Pine nuts are also distinguished by the fact that they only contain unsaturated fatty acids. This makes them an excellent choice for anyone with coronary heart disease, suggests MDPI. As tree nuts, they're also associated with a lower incidence of cardiovascular disease among those living with diabetes, according to AHA Journals. There really is no end of reasons to pick up a bag of pine nuts the next time you see them at the store.

How to store pine nuts

The high oil content that makes pine nuts so luscious comes at a price: These glorious little nuggets go rancid more quickly than you'd expect. Too many people buy a bag of pine nuts and leave it on a pantry shelf for weeks, with the expectation that they'll be able to grab a handful here and there whenever they want a snack, a batch of fresh pesto, or a salad topping. They learn — sooner than they expect — that this is a good way to end up with a palm full of greasy, crumbling, funky-smelling nut rubble.

Proper storage is key to avoiding this. Keep your pine nuts in an airtight container in the refrigerator. Choosing to keep them in either an airtight container or the refrigerator is not enough.
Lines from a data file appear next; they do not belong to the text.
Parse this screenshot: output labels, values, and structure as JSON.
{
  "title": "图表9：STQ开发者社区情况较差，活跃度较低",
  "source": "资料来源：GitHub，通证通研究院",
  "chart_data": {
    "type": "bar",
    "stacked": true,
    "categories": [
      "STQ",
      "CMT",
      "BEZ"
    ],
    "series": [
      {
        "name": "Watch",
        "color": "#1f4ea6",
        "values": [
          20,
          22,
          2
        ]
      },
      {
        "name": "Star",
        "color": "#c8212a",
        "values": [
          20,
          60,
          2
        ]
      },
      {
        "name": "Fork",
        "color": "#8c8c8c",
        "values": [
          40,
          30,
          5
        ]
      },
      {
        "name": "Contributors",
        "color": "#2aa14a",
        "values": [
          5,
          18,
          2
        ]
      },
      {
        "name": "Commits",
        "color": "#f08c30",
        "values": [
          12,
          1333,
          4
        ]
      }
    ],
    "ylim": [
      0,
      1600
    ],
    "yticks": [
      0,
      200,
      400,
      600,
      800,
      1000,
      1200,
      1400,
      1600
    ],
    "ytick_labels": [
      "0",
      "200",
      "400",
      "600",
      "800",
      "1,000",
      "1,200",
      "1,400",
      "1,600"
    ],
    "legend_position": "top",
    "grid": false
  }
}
Authorities disagree on how long they'll last this way; some say one to two months, others say up to three. If you're within the three-month range, use your eyes, nose, and hands to judge if they're still good. You can also freeze pine nuts to keep them fresh longer, though again, sources differ on whether this can be done for three to six months or up to nine. Regardless, make sure to use a freezer-safe container.